Edwards was convicted and sentenced to death for the shooting deaths of Tommy Walker, 34, and Mickell Goodwin, 26, at a Subway restaurant in Balch Springs, Texas, where Edwards used to work and had been fired for suspected theft of money.

Edwards returned to the Subway on July 8, 2002 with his older cousin, Kirk Edwards. The shop was robbed, and the two victims were shot and died from close-range bullet wounds. A witness reported seeing the younger cousin dumping a gun into a bin across the street from the shop.

Terry Edwards was arrested and convicted of the murders in 2003 and sentenced to death. Kirk Edwards pleaded guilty to robbery in exchange for a 25-year sentence with the possibility of parole.

Although the prosecution asserted that Terry Edwards pulled the trigger, in their appeal his lawyers claimed that he was not the killer and that it is more likely his cousin committed the murders. Under Texas’s “law of parties,” defendants can be sentenced to death even if they do not personally commit murder.

Edwards’ appeals focused on a range of issues, from prosecutorial misconduct at his trial to newly released evidence that could lend more credence to the theory that Kirk Edwards committed the murders, according to court papers.

According to the Tribune, both Dallas County and the state of Texas claimed the filings were ineligible for review because there had already been appeals where these issues could have been raised.

One of the main pieces of evidence presented at trial against Terry Edwards was gunshot residue testing, used by prosecutors in an effort to prove he fired the fatal shots. In court papers, Edwards’ attorneys argued the gunshot residue evidence was improperly interpreted and in fact showed that he was not the shooter.

Edwards’ appellate attorneys have also questioned the fairness of the jury selection process at his trial. They said in a statement that prosecutors “removed all eligible African Americans from the jury pool of 3,000 citizens [143 of whom were questioned] and seated an all-white jury to decide the fate of an African American man charged with murdering two white people.”

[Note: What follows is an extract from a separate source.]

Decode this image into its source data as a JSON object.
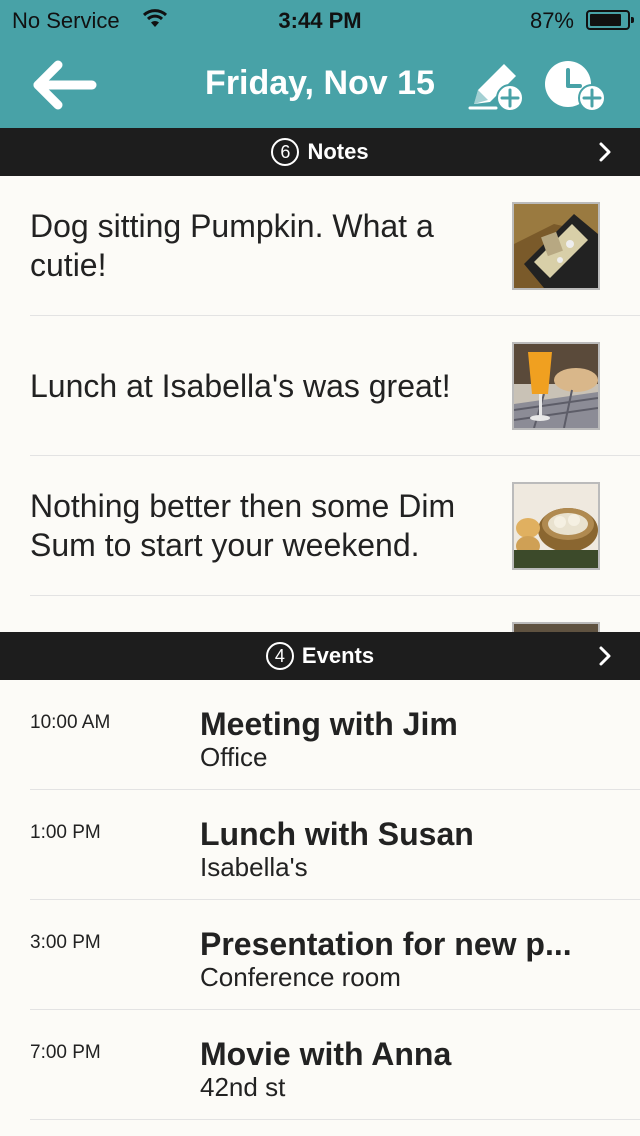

This claim was based on a prosecutor list found by the attorneys with the names of 32 jurors with the letter “B” written next to them. It is unclear whether the “B” meant “black,” as court files have gone missing that would identify the jurors. The lawyers argued that they needed more time to determine this. If jurors were excluded because they were black it would be a violation of Edwards’ rights under the Equal Protection Clause of the Fourteenth Amendment to the US Constitution.

The Supreme Court ruled in May 2016 in Foster v. Chatman that the conviction and death sentence of Timothy Foster, a black man convicted of killing a white woman, Queen Madge White, was unconstitutional because potential black jurors were excluded.

In Foster’s case, similar to jury selection at Terry Edwards’ trial, prosecutors had marked the names of possible black jurors with a “B.” For unexplained reasons, however, the high court chose not to issue a stay of execution for Edwards, allowing his lethal injection to proceed.

Edwards’ execution was the second in Texas so far this year; the state has seven more scheduled for 2017. Since the US Supreme Court reinstated the death penalty in 1976, Texas has executed 540 people, far more than any other state. These have included the mentally impaired, foreign nationals denied their consular rights, and those convicted and sentenced for crimes committed as juveniles.